Anteontem procurou-me, irritadíssimo. Chama-me para um canto: – “Preciso falar contigo.” Arquejava, e teve que usar a bomba. Fez tanto “suspense” que pergunto, interessado: – “Mas o que é que há?” Olhou para os lados e então, ainda ofegante, disse: – “Aquele teu artigo está de um reacionarismo!” – pausa, e repetiu, de olho rútilo e lábio trêmulo: – “De um reacionarismo, rapaz!”

Até hoje não sei se a sua irritação era mesmo irritação ou deslumbramento. Ainda perguntei: – “Meu artigo?” Ah, sou um autor sujeito a lapsos fatais. Quantas vezes me esqueço do que escrevi há meia hora? Foi ele quem me alumiou a memória: – “O artigo da fome!” Era verdade. Eu escrevera recentemente artigo sobre a fome de 1917, 18 e 19.

É de caso pensado que ponho as datas. E, com efeito, a fome muda o seu comportamento de época para época. Nos anos citados ela não tinha o apelo, o patético, a promoção dos nossos dias. Bem me lembro dos meus seis, sete anos. De vez em quando vinha gente bater na nossa porta: – “Um pedaço de pão! Um pedaço de pão!” Eis a palavra e a imagem: – pão. Há uns quarenta anos não vejo ninguém pedir pão a ninguém.

Outro dia ocorreu um episódio que me parece singularmente ilustrativo. Uma santa senhora deu pão a um mendigo. O sujeito apanhou o pão e o olhou, esbugalhado, como se não entendesse a esmola. E súbito deu-lhe uma ira, um ódio. Agrediu a senhora, deu-lhe uma surra de pão. A vítima pôs a boca no mundo. Com um rapa fulminante o mendigo a derrubou: e, por cima da senhora, queria enfiar-lhe o pão pela goela abaixo.

Assim se comporta a fome da nossa época. Vive do ódio. Outrora, não. Na Confissão que provocou o divertido horror do marxista asmático eu escrevia, justamente, sobre os famintos da minha infância. Ah, naquele tempo tínhamos por aqui uma fome sem raiva, sem agressividade, dócil, mansa e como que consentida.

Um dia houve um enterro em Aldeia Campista. Salvo engano, o morto era “Seu” Ferreira, português rico, dono de um armazém. Quatro cavalos de crepe e penacho puxavam o carro fúnebre. Na hora certa o enterro vai partir. E então acontece o seguinte: o cocheiro desmaia, simplesmente desmaia (caiu-lhe a cartola).

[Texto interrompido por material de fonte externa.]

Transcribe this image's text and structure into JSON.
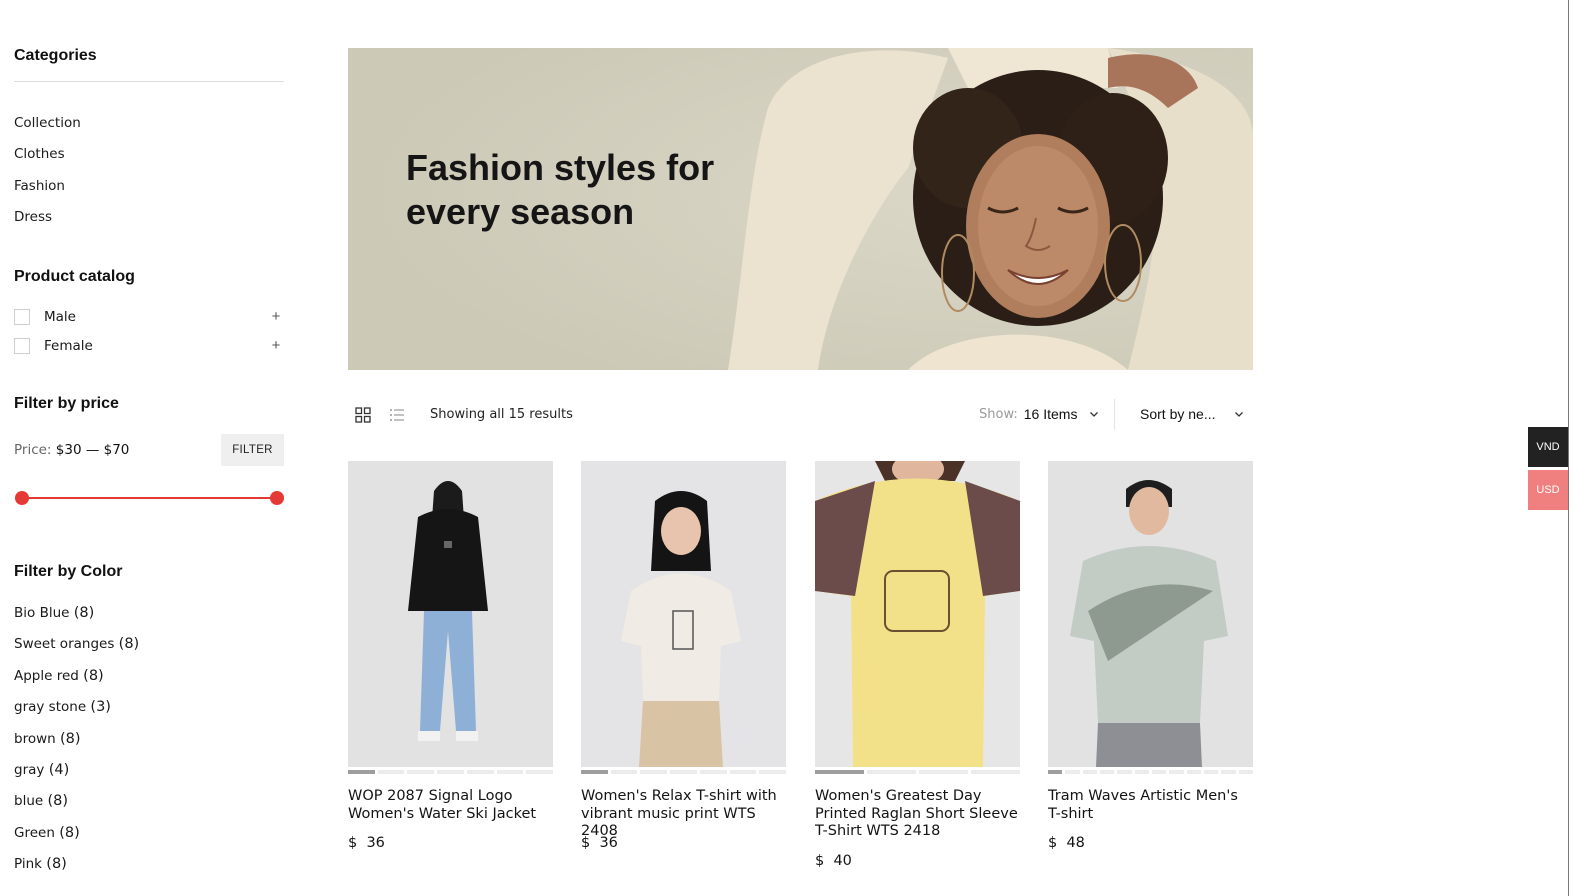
{
  "sidebar": {
    "categories_heading": "Categories",
    "categories": [
      "Collection",
      "Clothes",
      "Fashion",
      "Dress"
    ],
    "catalog_heading": "Product catalog",
    "catalog": [
      {
        "label": "Male",
        "expand": "+"
      },
      {
        "label": "Female",
        "expand": "+"
      }
    ],
    "price_heading": "Filter by price",
    "price_label": "Price:",
    "price_range": "$30 — $70",
    "price_min": 30,
    "price_max": 70,
    "filter_button": "FILTER",
    "color_heading": "Filter by Color",
    "colors": [
      {
        "name": "Bio Blue",
        "count": "(8)"
      },
      {
        "name": "Sweet oranges",
        "count": "(8)"
      },
      {
        "name": "Apple red",
        "count": "(8)"
      },
      {
        "name": "gray stone",
        "count": "(3)"
      },
      {
        "name": "brown",
        "count": "(8)"
      },
      {
        "name": "gray",
        "count": "(4)"
      },
      {
        "name": "blue",
        "count": "(8)"
      },
      {
        "name": "Green",
        "count": "(8)"
      },
      {
        "name": "Pink",
        "count": "(8)"
      }
    ]
  },
  "hero": {
    "title": "Fashion styles for every season"
  },
  "toolbar": {
    "grid_icon": "grid-view-icon",
    "list_icon": "list-view-icon",
    "results": "Showing all 15 results",
    "show_label": "Show:",
    "show_value": "16 Items",
    "sort_value": "Sort by ne..."
  },
  "products": [
    {
      "title": "WOP 2087 Signal Logo Women's Water Ski Jacket",
      "currency": "$",
      "price": "36",
      "image_count": 7,
      "active_image": 0
    },
    {
      "title": "Women's Relax T-shirt with vibrant music print WTS 2408",
      "currency": "$",
      "price": "36",
      "image_count": 7,
      "active_image": 0
    },
    {
      "title": "Women's Greatest Day Printed Raglan Short Sleeve T-Shirt WTS 2418",
      "currency": "$",
      "price": "40",
      "image_count": 4,
      "active_image": 0
    },
    {
      "title": "Tram Waves Artistic Men's T-shirt",
      "currency": "$",
      "price": "48",
      "image_count": 12,
      "active_image": 0
    }
  ],
  "currency": {
    "options": [
      "VND",
      "USD"
    ],
    "active": "USD"
  },
  "colors": {
    "accent_red": "#e53935",
    "usd_pink": "#f08080",
    "vnd_dark": "#222222"
  }
}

Corre-corre no portão. Dois ou três agarram o homem; dão-lhe tapinhas na cara. Finalmente, abre os olhos; arquejante, geme: – “Quero comer, quero comer.” E fazia o apelo por entre lágrimas. Foi carregado para o interior da casa enlutada. Lá dentro alguém improvisa um prato fundo de feijão com arroz. O cocheiro começa a comer. Súbito pára e, de boca cheia, pergunta: – “Tem uma pimentinha?”

Aquele homem não comia há dois dias. E não faltou à funerária. Lá estava, de cartola, fazendo o enterro de luxo. E, não fosse derrubado pela inanição, chegaria ao cemitério. Eis o que eu queria dizer: era uma fome sem Ministério do Trabalho, sem greve, sem reivindicações salariais. Ainda garoto, tivemos uma cozinheira que tinha um filho por ano, matematicamente. Chamava-se Hortência. Era uma fecundidade radiante. Dizia, na cozinha, esplêndida de vaidade: – “Tenho os meus filhos em pé.”

E assim chegou aos nove, dez, onze filhos. A fome levou nove. Exatamente nove filhos. Os mais resistentes morriam aos cinco, seis anos. Pois a mãe os enterrava sem pena, nem ressentimentos. Ter os filhos e perdê-los era a sua rotina. Ela própria não odiava a fome, e repito: não havia desespero, nem tristeza, na sua fome.

Muitos anos depois, vou a Caxias e a encontro lá. Já se tinham incorporado à vida brasileira os direitos trabalhistas. Falava-se, na época, que o novo salário-mínimo seria de seis mil cruzeiros antigos. A minha ex-cozinheira, já alquebrada, já avó, ralhava com o genro: – “Sei contos é demais. Onde já se viu? Seis contos é abuso.”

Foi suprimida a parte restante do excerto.